(372g) Molecule Selection and Batch Synthesis Planning for Design-Make-Test Cycles | AIChE

(372g) Molecule Selection and Batch Synthesis Planning for Design-Make-Test Cycles

In design-make-test loops, chemists iteratively design a set of molecules, synthesize them, and test them. The design of candidate molecules should be guided not only by how likely a molecule is to fulfill the design criteria, but also by synthetic cost and the probability of successful synthesis. Typically, chemists balance these factors during the design phase, intuitively designing molecules that they believe to be synthetically accessible. However, if a computational tool is used to design molecules in addition to those posed by a chemist, some candidates may not be synthesizable. In these cases, the design of candidate molecules and the selection of those to synthesize must become distinct steps: first, a set of candidates is proposed by a chemist and/or computational tool, and then a subset of them is selected for synthesis and testing. As the set of candidate molecules increases in size, chemist-guided selection becomes increasingly challenging because various factors related to synthesizability and predicted molecular properties must be balanced. No systematic approach currently exists to simultaneously select a subset of candidate molecules and corresponding synthetic routes in the context of design-make-test cycles.

We address this challenge by formulating the selection of molecules and their synthetic routes as a constrained integer linear optimization problem. Previous work has explored synthesis planning for both cost [1] and batch efficiency [2], but these algorithms take the set of molecules to be synthesized as a known input. Our proposed optimization algorithm extends this work through a scalarized objective function that simultaneously considers the molecular design objective, batch synthesis complexity, and synthetic feasibility. Retrosynthesis trees are first constructed for each molecule, and a set of constraints are defined such that optimal decision variables correspond to synthetic routes included in the pre-defined trees. The constrained linear optimization problem is solved using the commercial solver Gurobi, and the optimal decision variables are converted to a set of selected molecules and synthetic routes. The proposed workflow is described in greater detail below:

  1. Each candidate is assigned a “utility,” which captures the perceived information gained from testing that molecule.
  2. Retrosynthesis trees are constructed for each candidate molecule using ASKCOS [3]. The retrosynthesis trees for all candidate molecules are subsequently combined into a reaction “forest”, which is a graph that connects reaction nodes with molecule (starting material, intermediate, or candidate) nodes.
  3. A constrained linear optimization problem is formulated to select a set of molecules and their synthesis routes to optimize a scalarization of multiple objectives. The objectives are (1) to maximize the sum of the utilities of selected molecules, (2) to minimize the total number of starting materials and reagents, and (3) three to minimize the sum of reaction penalties, which capture the retrosynthesis model’s level of uncertainty in a reaction.
  4. The optimal variables are converted to a set of selected molecules and synthetic routes.

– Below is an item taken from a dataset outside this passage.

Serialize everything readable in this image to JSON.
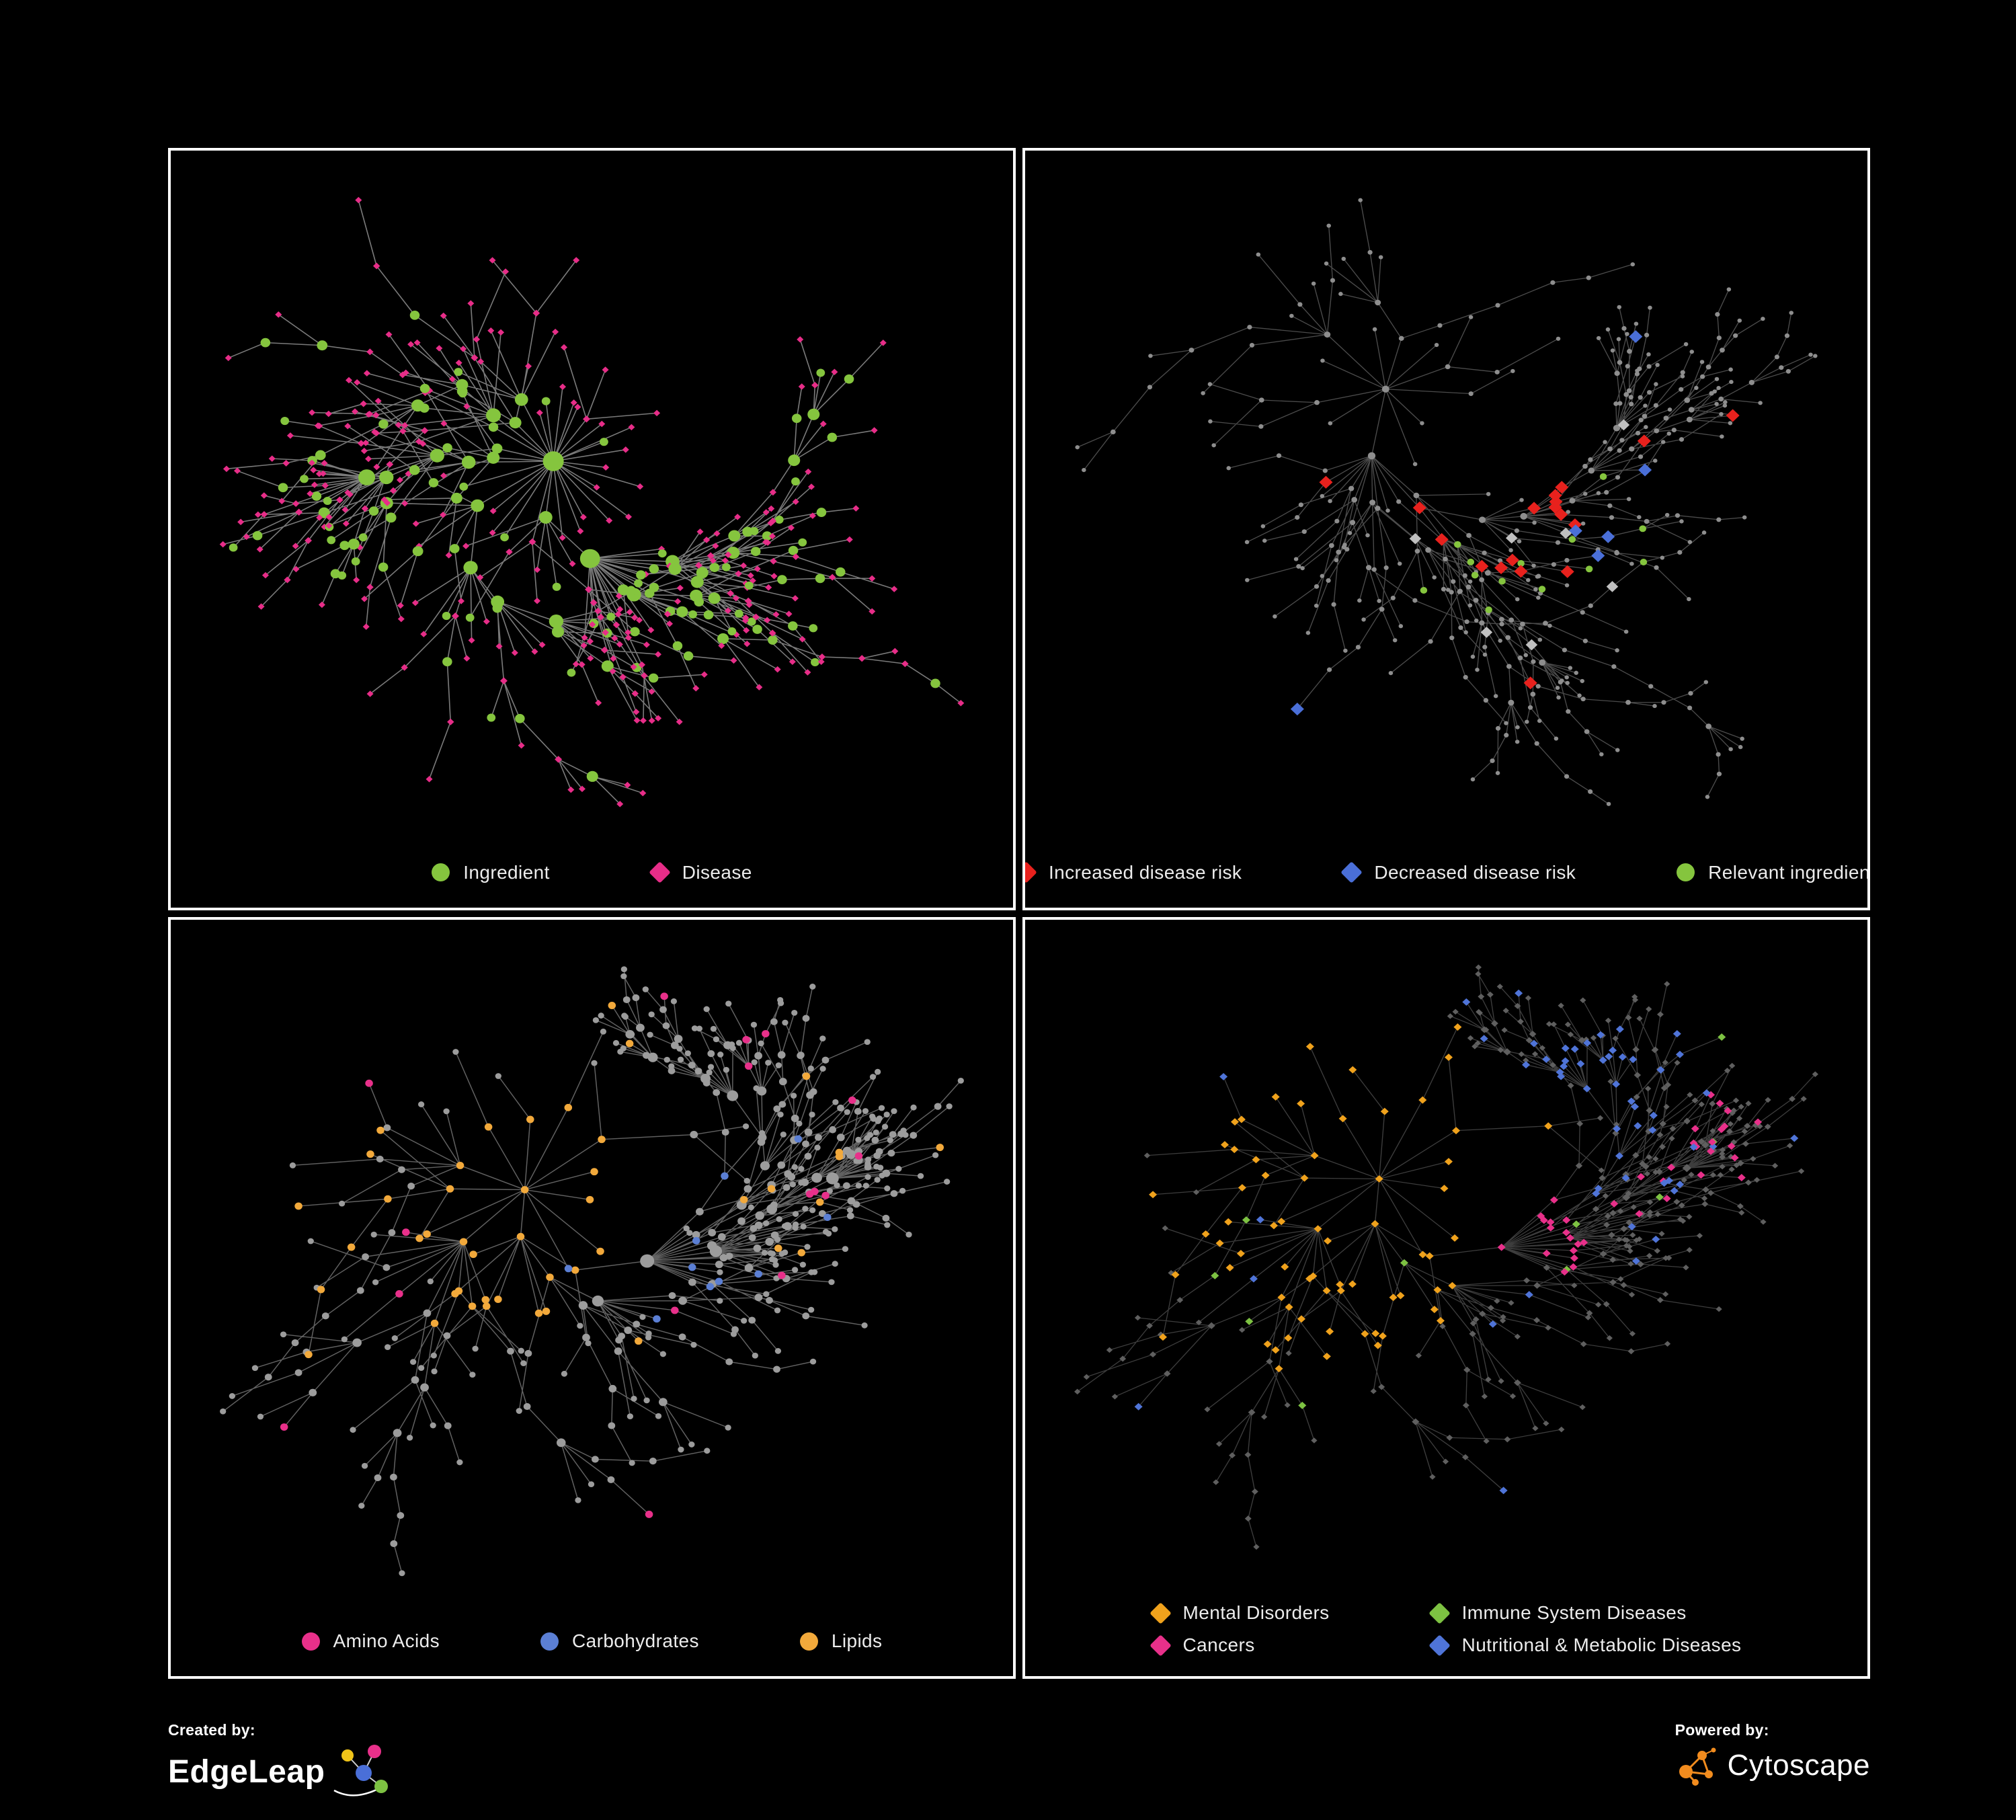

We demonstrate that our algorithm is capable of scaling to candidate sets containing hundreds of molecules. Moreover, we show how adjusting scalarization weights affects the number of molecules selected, the number of overlapping reaction steps, and the retrosynthesis model’s confidence in selected routes. Finally, we propose how the optimization task can be adjusted to minimize synthetic cost and maximize the probability of successful synthesis more rigorously.

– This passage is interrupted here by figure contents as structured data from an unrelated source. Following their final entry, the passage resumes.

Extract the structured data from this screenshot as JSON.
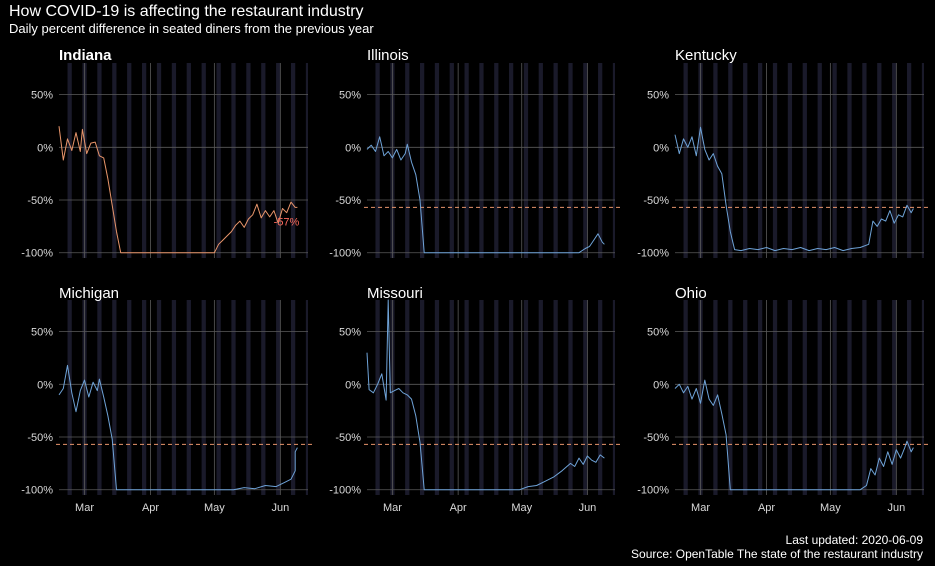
{
  "title": "How COVID-19 is affecting the restaurant industry",
  "subtitle": "Daily percent difference in seated diners from the previous year",
  "caption_updated": "Last updated: 2020-06-09",
  "caption_source": "Source: OpenTable The state of the restaurant industry",
  "colors": {
    "background": "#000000",
    "highlight": "#e8956b",
    "series": "#6fa3d8",
    "end_label": "#ff6b5e",
    "reference": "#e8956b",
    "grid": "#5a5a5a",
    "weekend_band": "#1a1a2a"
  },
  "chart_data": {
    "type": "line",
    "layout": "small-multiples",
    "x_type": "date",
    "xlim": [
      "2020-02-18",
      "2020-06-14"
    ],
    "x_ticks": [
      {
        "date": "2020-03-01",
        "label": "Mar"
      },
      {
        "date": "2020-04-01",
        "label": "Apr"
      },
      {
        "date": "2020-05-01",
        "label": "May"
      },
      {
        "date": "2020-06-01",
        "label": "Jun"
      }
    ],
    "ylim": [
      -105,
      80
    ],
    "y_ticks": [
      {
        "value": 50,
        "label": "50%"
      },
      {
        "value": 0,
        "label": "0%"
      },
      {
        "value": -50,
        "label": "-50%"
      },
      {
        "value": -100,
        "label": "-100%"
      }
    ],
    "reference_line": -57,
    "weekend_bands": true,
    "highlight": "Indiana",
    "end_label": "-57%",
    "panels": [
      {
        "name": "Indiana",
        "points": [
          [
            "2020-02-18",
            20
          ],
          [
            "2020-02-20",
            -12
          ],
          [
            "2020-02-22",
            8
          ],
          [
            "2020-02-24",
            -3
          ],
          [
            "2020-02-26",
            14
          ],
          [
            "2020-02-28",
            -4
          ],
          [
            "2020-02-29",
            17
          ],
          [
            "2020-03-02",
            -6
          ],
          [
            "2020-03-04",
            4
          ],
          [
            "2020-03-06",
            5
          ],
          [
            "2020-03-08",
            -8
          ],
          [
            "2020-03-10",
            -10
          ],
          [
            "2020-03-12",
            -30
          ],
          [
            "2020-03-14",
            -55
          ],
          [
            "2020-03-16",
            -80
          ],
          [
            "2020-03-18",
            -100
          ],
          [
            "2020-05-01",
            -100
          ],
          [
            "2020-05-03",
            -92
          ],
          [
            "2020-05-05",
            -88
          ],
          [
            "2020-05-07",
            -84
          ],
          [
            "2020-05-09",
            -80
          ],
          [
            "2020-05-11",
            -74
          ],
          [
            "2020-05-13",
            -70
          ],
          [
            "2020-05-15",
            -76
          ],
          [
            "2020-05-17",
            -68
          ],
          [
            "2020-05-19",
            -64
          ],
          [
            "2020-05-21",
            -54
          ],
          [
            "2020-05-23",
            -67
          ],
          [
            "2020-05-25",
            -60
          ],
          [
            "2020-05-27",
            -66
          ],
          [
            "2020-05-29",
            -60
          ],
          [
            "2020-05-31",
            -72
          ],
          [
            "2020-06-02",
            -58
          ],
          [
            "2020-06-04",
            -62
          ],
          [
            "2020-06-06",
            -52
          ],
          [
            "2020-06-08",
            -57
          ],
          [
            "2020-06-09",
            -57
          ]
        ]
      },
      {
        "name": "Illinois",
        "points": [
          [
            "2020-02-18",
            -2
          ],
          [
            "2020-02-20",
            2
          ],
          [
            "2020-02-22",
            -4
          ],
          [
            "2020-02-24",
            10
          ],
          [
            "2020-02-26",
            -8
          ],
          [
            "2020-02-28",
            -4
          ],
          [
            "2020-03-01",
            -10
          ],
          [
            "2020-03-03",
            -2
          ],
          [
            "2020-03-05",
            -12
          ],
          [
            "2020-03-07",
            -6
          ],
          [
            "2020-03-08",
            3
          ],
          [
            "2020-03-10",
            -14
          ],
          [
            "2020-03-12",
            -26
          ],
          [
            "2020-03-14",
            -50
          ],
          [
            "2020-03-16",
            -100
          ],
          [
            "2020-05-28",
            -100
          ],
          [
            "2020-05-31",
            -96
          ],
          [
            "2020-06-02",
            -94
          ],
          [
            "2020-06-04",
            -88
          ],
          [
            "2020-06-06",
            -82
          ],
          [
            "2020-06-08",
            -90
          ],
          [
            "2020-06-09",
            -92
          ]
        ]
      },
      {
        "name": "Kentucky",
        "points": [
          [
            "2020-02-18",
            12
          ],
          [
            "2020-02-20",
            -6
          ],
          [
            "2020-02-22",
            8
          ],
          [
            "2020-02-24",
            0
          ],
          [
            "2020-02-26",
            10
          ],
          [
            "2020-02-28",
            -8
          ],
          [
            "2020-03-01",
            19
          ],
          [
            "2020-03-03",
            -2
          ],
          [
            "2020-03-05",
            -12
          ],
          [
            "2020-03-07",
            -6
          ],
          [
            "2020-03-09",
            -18
          ],
          [
            "2020-03-11",
            -25
          ],
          [
            "2020-03-13",
            -55
          ],
          [
            "2020-03-15",
            -80
          ],
          [
            "2020-03-17",
            -97
          ],
          [
            "2020-03-20",
            -98
          ],
          [
            "2020-03-24",
            -96
          ],
          [
            "2020-03-28",
            -97
          ],
          [
            "2020-04-01",
            -95
          ],
          [
            "2020-04-05",
            -98
          ],
          [
            "2020-04-09",
            -96
          ],
          [
            "2020-04-13",
            -97
          ],
          [
            "2020-04-17",
            -95
          ],
          [
            "2020-04-21",
            -98
          ],
          [
            "2020-04-25",
            -96
          ],
          [
            "2020-04-29",
            -97
          ],
          [
            "2020-05-03",
            -95
          ],
          [
            "2020-05-07",
            -98
          ],
          [
            "2020-05-11",
            -96
          ],
          [
            "2020-05-15",
            -95
          ],
          [
            "2020-05-19",
            -92
          ],
          [
            "2020-05-21",
            -70
          ],
          [
            "2020-05-23",
            -75
          ],
          [
            "2020-05-25",
            -68
          ],
          [
            "2020-05-27",
            -70
          ],
          [
            "2020-05-29",
            -60
          ],
          [
            "2020-05-31",
            -72
          ],
          [
            "2020-06-02",
            -64
          ],
          [
            "2020-06-04",
            -66
          ],
          [
            "2020-06-06",
            -55
          ],
          [
            "2020-06-08",
            -62
          ],
          [
            "2020-06-09",
            -58
          ]
        ]
      },
      {
        "name": "Michigan",
        "points": [
          [
            "2020-02-18",
            -10
          ],
          [
            "2020-02-20",
            -4
          ],
          [
            "2020-02-22",
            18
          ],
          [
            "2020-02-24",
            -8
          ],
          [
            "2020-02-26",
            -26
          ],
          [
            "2020-02-28",
            -6
          ],
          [
            "2020-03-01",
            4
          ],
          [
            "2020-03-03",
            -12
          ],
          [
            "2020-03-05",
            2
          ],
          [
            "2020-03-07",
            -6
          ],
          [
            "2020-03-08",
            5
          ],
          [
            "2020-03-10",
            -12
          ],
          [
            "2020-03-12",
            -30
          ],
          [
            "2020-03-14",
            -52
          ],
          [
            "2020-03-16",
            -100
          ],
          [
            "2020-05-10",
            -100
          ],
          [
            "2020-05-15",
            -98
          ],
          [
            "2020-05-20",
            -99
          ],
          [
            "2020-05-25",
            -96
          ],
          [
            "2020-05-30",
            -97
          ],
          [
            "2020-06-03",
            -93
          ],
          [
            "2020-06-06",
            -90
          ],
          [
            "2020-06-08",
            -82
          ],
          [
            "2020-06-08",
            -64
          ],
          [
            "2020-06-09",
            -60
          ]
        ]
      },
      {
        "name": "Missouri",
        "points": [
          [
            "2020-02-18",
            30
          ],
          [
            "2020-02-19",
            -5
          ],
          [
            "2020-02-21",
            -8
          ],
          [
            "2020-02-23",
            0
          ],
          [
            "2020-02-25",
            10
          ],
          [
            "2020-02-27",
            -15
          ],
          [
            "2020-02-28",
            80
          ],
          [
            "2020-02-29",
            -8
          ],
          [
            "2020-03-02",
            -6
          ],
          [
            "2020-03-04",
            -4
          ],
          [
            "2020-03-06",
            -8
          ],
          [
            "2020-03-08",
            -10
          ],
          [
            "2020-03-10",
            -14
          ],
          [
            "2020-03-12",
            -30
          ],
          [
            "2020-03-14",
            -55
          ],
          [
            "2020-03-16",
            -100
          ],
          [
            "2020-04-30",
            -100
          ],
          [
            "2020-05-04",
            -97
          ],
          [
            "2020-05-08",
            -96
          ],
          [
            "2020-05-12",
            -92
          ],
          [
            "2020-05-16",
            -88
          ],
          [
            "2020-05-20",
            -82
          ],
          [
            "2020-05-24",
            -75
          ],
          [
            "2020-05-26",
            -78
          ],
          [
            "2020-05-28",
            -70
          ],
          [
            "2020-05-30",
            -76
          ],
          [
            "2020-06-01",
            -68
          ],
          [
            "2020-06-03",
            -72
          ],
          [
            "2020-06-05",
            -74
          ],
          [
            "2020-06-07",
            -67
          ],
          [
            "2020-06-09",
            -70
          ]
        ]
      },
      {
        "name": "Ohio",
        "points": [
          [
            "2020-02-18",
            -4
          ],
          [
            "2020-02-20",
            0
          ],
          [
            "2020-02-22",
            -8
          ],
          [
            "2020-02-24",
            -2
          ],
          [
            "2020-02-26",
            -14
          ],
          [
            "2020-02-28",
            -4
          ],
          [
            "2020-03-01",
            -18
          ],
          [
            "2020-03-03",
            4
          ],
          [
            "2020-03-05",
            -14
          ],
          [
            "2020-03-07",
            -20
          ],
          [
            "2020-03-09",
            -10
          ],
          [
            "2020-03-11",
            -28
          ],
          [
            "2020-03-13",
            -48
          ],
          [
            "2020-03-15",
            -100
          ],
          [
            "2020-05-15",
            -100
          ],
          [
            "2020-05-18",
            -96
          ],
          [
            "2020-05-20",
            -80
          ],
          [
            "2020-05-22",
            -86
          ],
          [
            "2020-05-24",
            -70
          ],
          [
            "2020-05-26",
            -78
          ],
          [
            "2020-05-28",
            -64
          ],
          [
            "2020-05-30",
            -76
          ],
          [
            "2020-06-01",
            -62
          ],
          [
            "2020-06-03",
            -70
          ],
          [
            "2020-06-05",
            -60
          ],
          [
            "2020-06-06",
            -54
          ],
          [
            "2020-06-08",
            -64
          ],
          [
            "2020-06-09",
            -60
          ]
        ]
      }
    ]
  }
}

[1] Badowski, T.; Molga, K.; A. Grzybowski, B. Selection of Cost-Effective yet Chemically Diverse Pathways from the Networks of Computer-Generated Retrosynthetic Plans. Chemical Science 2019, 10 (17), 4640–4651.

[2] Molga, K.; Dittwald, P.; Grzybowski, B. A. Computational Design of Syntheses Leading to Compound Libraries or Isotopically Labelled Targets. Chem. Sci. 2019, 10 (40), 9219–9232.

[3] Coley, C. W.; Thomas, D. A.; Lummiss, J. A. M.; Jaworski, J. N.; Breen, C. P.; Schultz, V.; Hart, T.; Fishman, J. S.; Rogers, L.; Gao, H.; Hicklin, R. W.; Plehiers, P. P.; Byington, J.; Piotti, J. S.; Green, W. H.; Hart, A. J.; Jamison, T. F.; Jensen, K. F. A Robotic Platform for Flow Synthesis of Organic Compounds Informed by AI Planning. Science 2019, 365 (6453), eaax1566.